Satellite Image of Cuba

Environmental causes[edit]

Soil degradation and desertification are the main causes of environmental problems. In addition, Cuba has other issues such as deforestation, water pollution, the loss of biodiversity, and air pollution. Soil degradation and desertification are produced by the lack of good farming techniques and natural disasters. Deforestation is killing the forest, for example, cutting down trees. Water pollution is the contamination of water caused by different industries.[1] Also, the loss of biological diversity is caused by the extinction of different animal species. Lastly, air pollution largely caused by the increasing number of “old” cars that fill Cuba’s streets.

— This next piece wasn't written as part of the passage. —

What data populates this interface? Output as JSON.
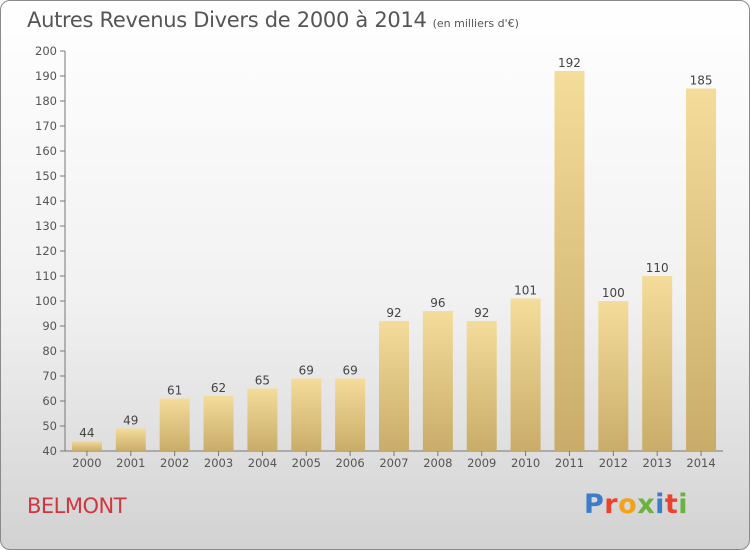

Environmental solutions[edit]

One of the main solutions used by Cuba to regulate the environmental problem was creating an Environmental Educational program, the reason why Environmental Education program helped with the regulation of environmental problem was because Cuban people became more educated on observing the environment.[2] For example, the community was contributing to neighborhood clean-up techniques, the government created new methods to prevent the destruction of the environment, such as organic farming versus using chemicals to treat the lands. Designated areas were built for garbage and industrial waste instead of dumping them into the Havana Bay.


  1. ^ United Nations Environment Program. Conference on Water, Report of Cuba. Volunteer Hydraulic. 2001; 13(39): 47–59.
  2. ^ Skanavis, C.; Sarri, E. (2004). "Need for sustainable development awareness management in Cuba". International Journal of Sustainable Development & World Ecology. 11 (4): 356. doi:10.1080/13504500409469839.